Now it is time to explain ...
Last week, before visiting the Mary Rose Museum, St. Anley attended a folk music club in company of somebody else's wife.
My friend Barry was there.
I introduced Laura.
Assumptions were made.
It was two days later that St. Anley, accompanied by two wives, visited the aforementioned museum where he recognised Barry in Tudor apparel.
"Hello, Barry," said St. A, "This is my wife, Jane."
Barry took a pace back. His thinking was evident ...
"That's not the wife who accompanied you on Tuesday."
Melanie, Jane's college friend, joined us.
"Oh, and here's Melanie."
Melanie being another man's wife.
Thus are sown the seeds of confusion.
It gets even more complicated ...
Yesterday I attended the same folk song club, initially unaccompanied.
I performed The Ballad of Mary Rose, after an explanatory preamble.

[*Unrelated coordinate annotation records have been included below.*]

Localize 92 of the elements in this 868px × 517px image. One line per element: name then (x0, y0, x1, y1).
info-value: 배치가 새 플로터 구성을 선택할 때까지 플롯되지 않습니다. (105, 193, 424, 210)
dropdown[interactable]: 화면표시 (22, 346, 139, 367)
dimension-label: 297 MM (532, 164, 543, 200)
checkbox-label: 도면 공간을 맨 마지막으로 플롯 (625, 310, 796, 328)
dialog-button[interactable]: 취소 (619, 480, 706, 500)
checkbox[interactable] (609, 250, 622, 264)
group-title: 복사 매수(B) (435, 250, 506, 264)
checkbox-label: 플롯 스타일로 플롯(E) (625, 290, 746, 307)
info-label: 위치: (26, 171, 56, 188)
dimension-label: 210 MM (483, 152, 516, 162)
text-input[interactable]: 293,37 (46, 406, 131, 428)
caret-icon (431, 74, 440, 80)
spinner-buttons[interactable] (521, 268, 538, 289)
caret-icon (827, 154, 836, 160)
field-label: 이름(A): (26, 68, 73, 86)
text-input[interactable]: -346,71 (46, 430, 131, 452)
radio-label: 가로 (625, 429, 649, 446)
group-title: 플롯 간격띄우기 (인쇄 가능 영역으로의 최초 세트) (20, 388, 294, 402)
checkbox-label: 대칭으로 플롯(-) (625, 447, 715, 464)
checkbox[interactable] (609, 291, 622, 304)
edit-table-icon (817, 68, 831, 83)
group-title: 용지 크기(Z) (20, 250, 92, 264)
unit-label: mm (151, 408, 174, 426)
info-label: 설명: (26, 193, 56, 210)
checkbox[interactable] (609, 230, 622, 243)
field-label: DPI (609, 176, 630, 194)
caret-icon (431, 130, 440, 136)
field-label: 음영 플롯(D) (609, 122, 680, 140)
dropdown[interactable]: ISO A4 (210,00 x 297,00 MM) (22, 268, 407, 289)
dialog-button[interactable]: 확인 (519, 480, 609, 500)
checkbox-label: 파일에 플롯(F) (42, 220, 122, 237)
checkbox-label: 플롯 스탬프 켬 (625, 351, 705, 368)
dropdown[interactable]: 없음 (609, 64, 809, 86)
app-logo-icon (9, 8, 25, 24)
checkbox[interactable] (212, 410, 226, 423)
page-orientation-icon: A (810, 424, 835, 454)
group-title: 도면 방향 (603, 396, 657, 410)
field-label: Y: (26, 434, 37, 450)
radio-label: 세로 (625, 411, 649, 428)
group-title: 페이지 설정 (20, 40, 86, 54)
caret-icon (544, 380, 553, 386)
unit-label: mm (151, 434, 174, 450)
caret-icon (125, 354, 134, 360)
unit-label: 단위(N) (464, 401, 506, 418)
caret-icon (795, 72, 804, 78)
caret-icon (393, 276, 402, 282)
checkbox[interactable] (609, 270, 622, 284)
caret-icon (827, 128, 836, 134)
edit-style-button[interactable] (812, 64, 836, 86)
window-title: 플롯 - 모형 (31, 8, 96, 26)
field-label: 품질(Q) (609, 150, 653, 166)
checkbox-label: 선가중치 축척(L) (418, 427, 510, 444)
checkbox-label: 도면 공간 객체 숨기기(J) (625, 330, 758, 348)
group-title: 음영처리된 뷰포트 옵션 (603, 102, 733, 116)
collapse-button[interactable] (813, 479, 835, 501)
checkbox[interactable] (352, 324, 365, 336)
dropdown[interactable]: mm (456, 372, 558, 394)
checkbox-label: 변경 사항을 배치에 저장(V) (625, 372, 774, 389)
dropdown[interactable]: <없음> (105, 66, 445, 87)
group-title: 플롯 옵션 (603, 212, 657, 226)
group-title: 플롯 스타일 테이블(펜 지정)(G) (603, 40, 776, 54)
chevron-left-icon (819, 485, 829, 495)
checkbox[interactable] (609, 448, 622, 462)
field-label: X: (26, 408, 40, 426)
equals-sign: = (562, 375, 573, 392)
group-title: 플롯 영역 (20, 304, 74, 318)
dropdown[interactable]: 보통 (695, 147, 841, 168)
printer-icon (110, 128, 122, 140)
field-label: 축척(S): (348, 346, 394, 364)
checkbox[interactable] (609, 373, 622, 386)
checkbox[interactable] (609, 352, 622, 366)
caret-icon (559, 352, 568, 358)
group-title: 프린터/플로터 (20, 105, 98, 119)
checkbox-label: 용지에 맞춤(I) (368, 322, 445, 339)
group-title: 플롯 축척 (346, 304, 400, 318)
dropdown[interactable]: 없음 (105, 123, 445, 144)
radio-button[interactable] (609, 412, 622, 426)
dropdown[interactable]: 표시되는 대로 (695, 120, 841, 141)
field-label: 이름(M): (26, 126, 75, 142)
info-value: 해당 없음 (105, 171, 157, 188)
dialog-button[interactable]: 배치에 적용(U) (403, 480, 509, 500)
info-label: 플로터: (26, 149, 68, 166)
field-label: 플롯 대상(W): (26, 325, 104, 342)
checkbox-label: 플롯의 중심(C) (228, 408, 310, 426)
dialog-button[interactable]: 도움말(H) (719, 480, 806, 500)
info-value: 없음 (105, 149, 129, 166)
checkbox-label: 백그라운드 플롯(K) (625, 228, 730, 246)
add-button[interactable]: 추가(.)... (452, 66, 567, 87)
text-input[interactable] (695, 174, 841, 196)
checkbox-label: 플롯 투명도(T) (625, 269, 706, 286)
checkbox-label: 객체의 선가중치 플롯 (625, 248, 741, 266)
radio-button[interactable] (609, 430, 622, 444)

It was rather well received, though Barry's response was ambivalent.
Then a lady arrived.
I recognised her as a near-neighbour and friend.
I embraced her warmly, (thinking, "Here's my lift home!")
The gathering gasped, "What ... another wife?!"
"I will explain later, dear," I whispered to my warmly-embraced friend.
It gets worse ...
Lucy, a lovely lady of my long-time acquaintance, asked, "Can we sing Pleasant and Delightful."
"Yes!" said I.
I stumbled slightly when it came to the line:
...and if ever I return again, I will make you my bride.
Oh dear, there's an unsavoury reputation in the making here!